Objective: Microfluidic technology enables precise control of cellular microenvironments for drug screening, yet its application in evaluating dose-dependent drug responses and metastatic behaviors of breast cancer cells remains underexplored. This study aims to develop a novel microfluidic platform for high-throughput, low-cost drug testing. Methods: A concentration-gradient microfluidic chip with six parallel gradient generators was designed to simultaneously deliver 0–100 μM gradients of doxorubicin/paclitaxel to MCF-7 and MDA-MB-231 cells. Cell viability was quantified via on-chip Calcein-AM/PI staining, and migratory dynamics were analyzed through time-lapse imaging.

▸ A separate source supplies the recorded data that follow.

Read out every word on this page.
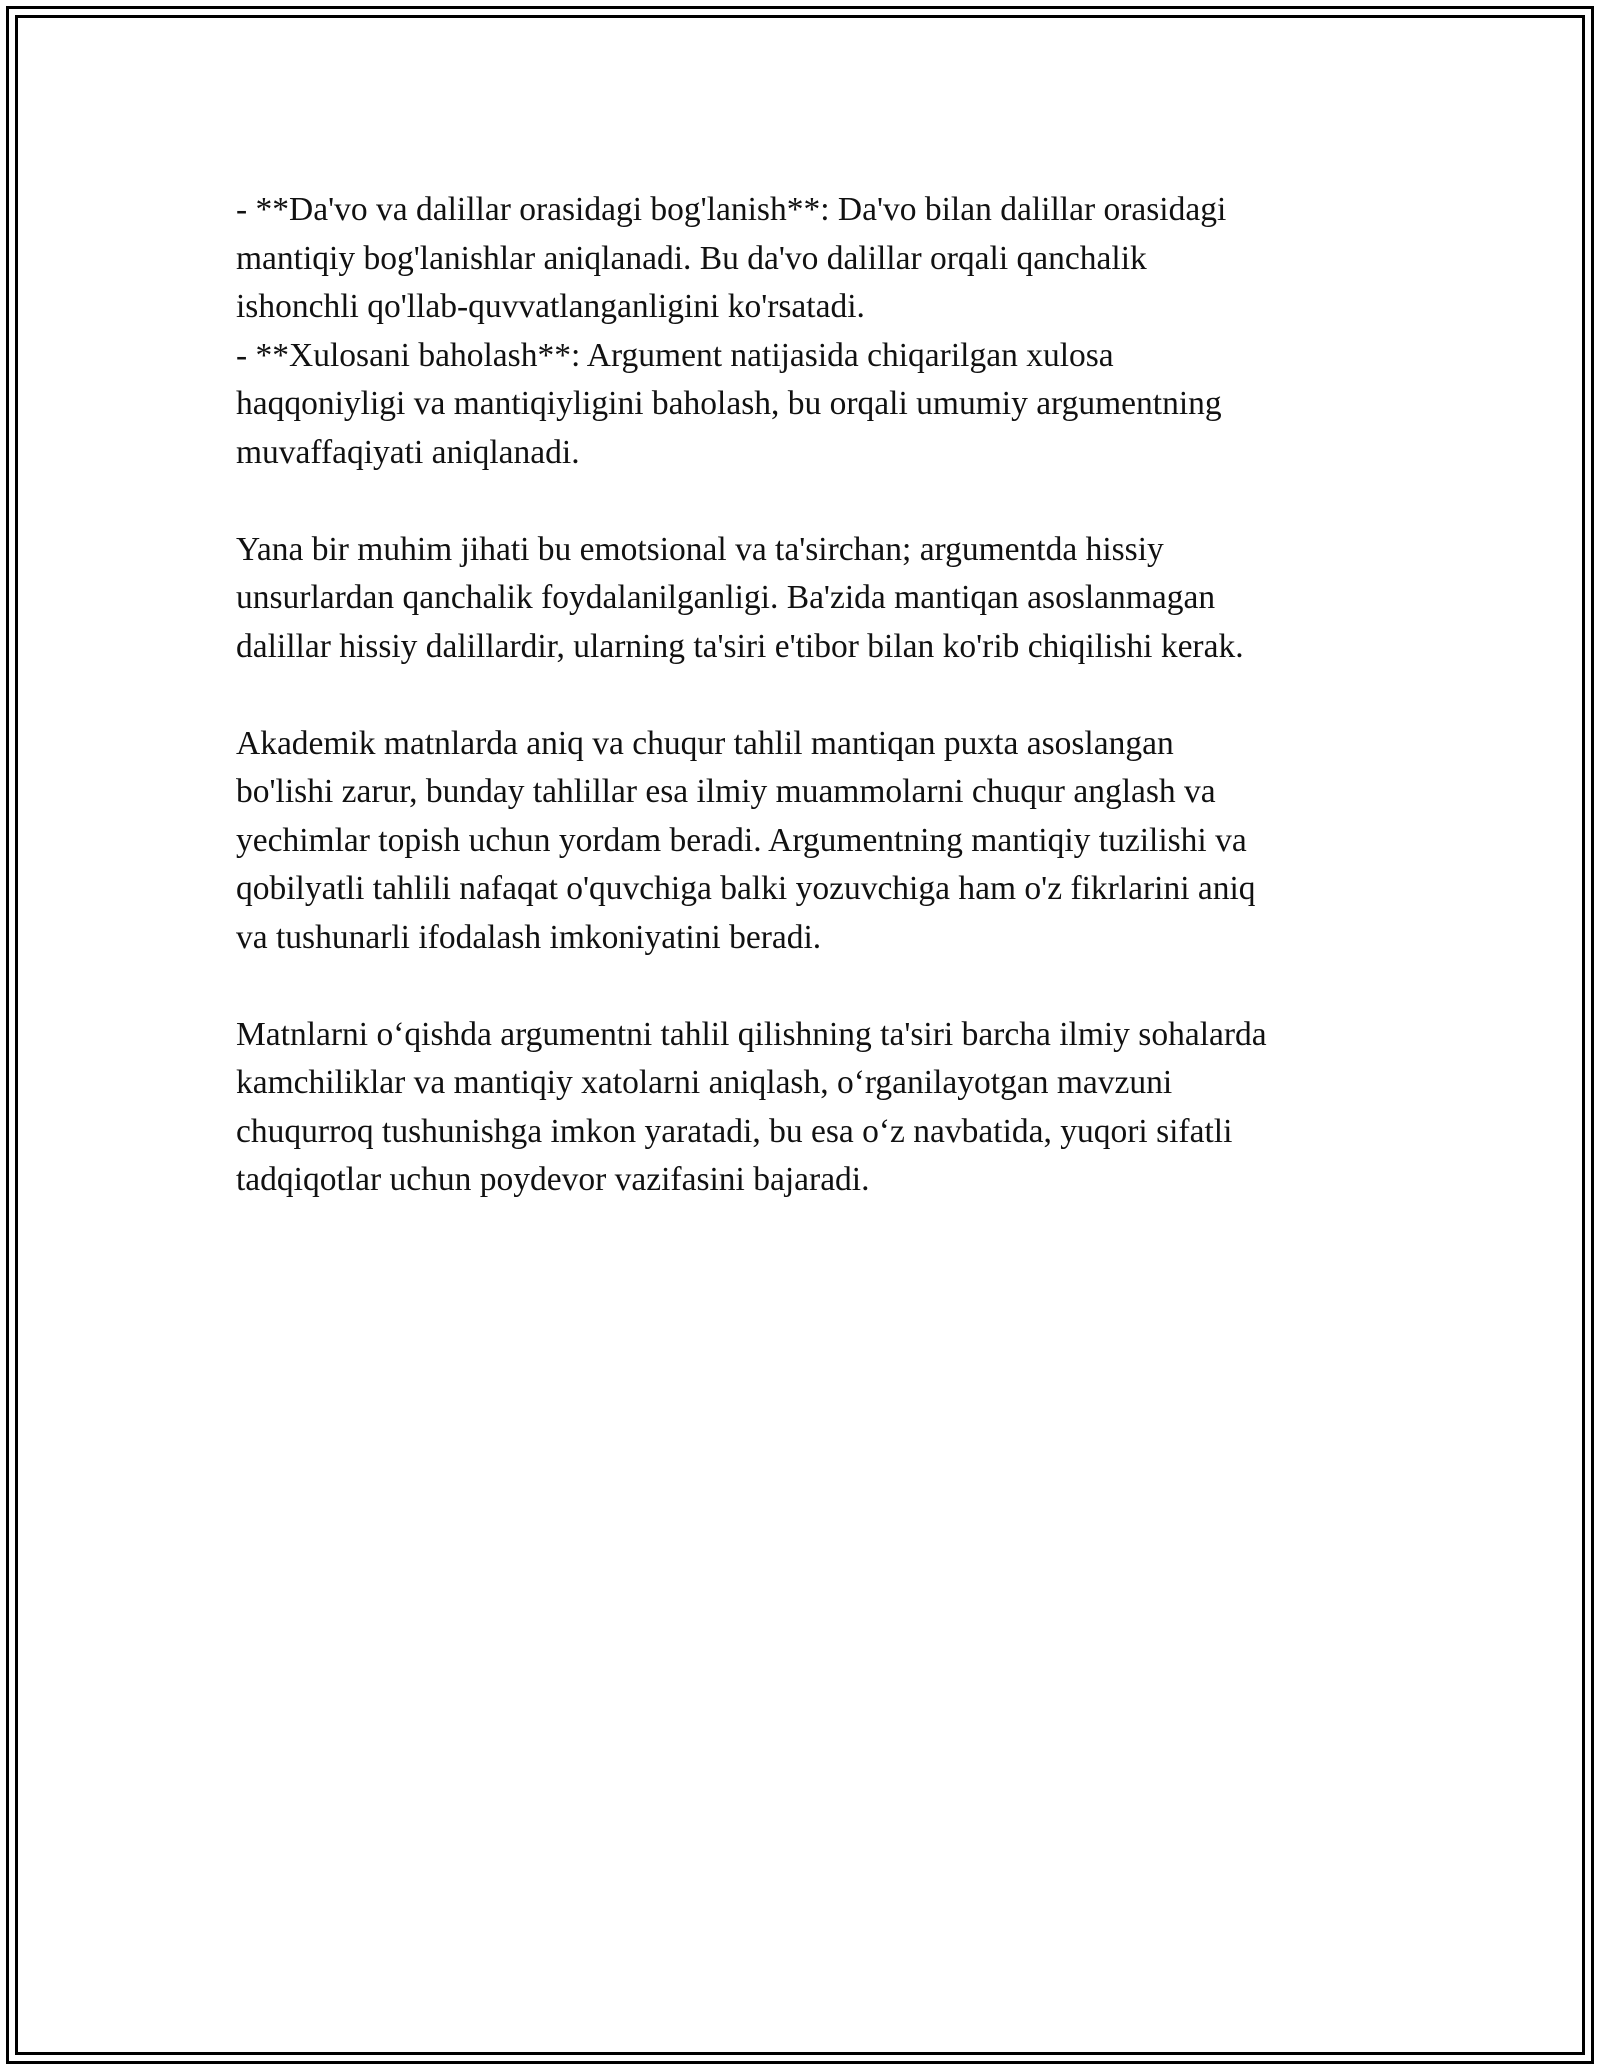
- **Da'vo va dalillar orasidagi bog'lanish**: Da'vo bilan dalillar orasidagi
mantiqiy bog'lanishlar aniqlanadi. Bu da'vo dalillar orqali qanchalik
ishonchli qo'llab-quvvatlanganligini ko'rsatadi.
- **Xulosani baholash**: Argument natijasida chiqarilgan xulosa
haqqoniyligi va mantiqiyligini baholash, bu orqali umumiy argumentning
muvaffaqiyati aniqlanadi.

Yana bir muhim jihati bu emotsional va ta'sirchan; argumentda hissiy
unsurlardan qanchalik foydalanilganligi. Ba'zida mantiqan asoslanmagan
dalillar hissiy dalillardir, ularning ta'siri e'tibor bilan ko'rib chiqilishi kerak.

Akademik matnlarda aniq va chuqur tahlil mantiqan puxta asoslangan
bo'lishi zarur, bunday tahlillar esa ilmiy muammolarni chuqur anglash va
yechimlar topish uchun yordam beradi. Argumentning mantiqiy tuzilishi va
qobilyatli tahlili nafaqat o'quvchiga balki yozuvchiga ham o'z fikrlarini aniq
va tushunarli ifodalash imkoniyatini beradi.

Matnlarni oʻqishda argumentni tahlil qilishning ta'siri barcha ilmiy sohalarda
kamchiliklar va mantiqiy xatolarni aniqlash, oʻrganilayotgan mavzuni
chuqurroq tushunishga imkon yaratadi, bu esa oʻz navbatida, yuqori sifatli
tadqiqotlar uchun poydevor vazifasini bajaradi.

Comparative validation with 96-well plate assays was performed. Results: MDA-MB-231 showed higher doxorubicin resistance (IC50: 48.3±2.1 μM) than MCF-7 (IC50: 22.7±1.8 μM, *p*<0.01); Chip-derived IC50 values strongly correlated with conventional methods (R²=0.94) while reducing reagent use by 90%; Sub-lethal doses (10–20 μM) enhanced cell migration (*p*<0.05). Conclusion: This microfluidic system provides a physiologically relevant and cost-effective alternative for personalized drug response profiling, with the potential to accelerate precision oncology research.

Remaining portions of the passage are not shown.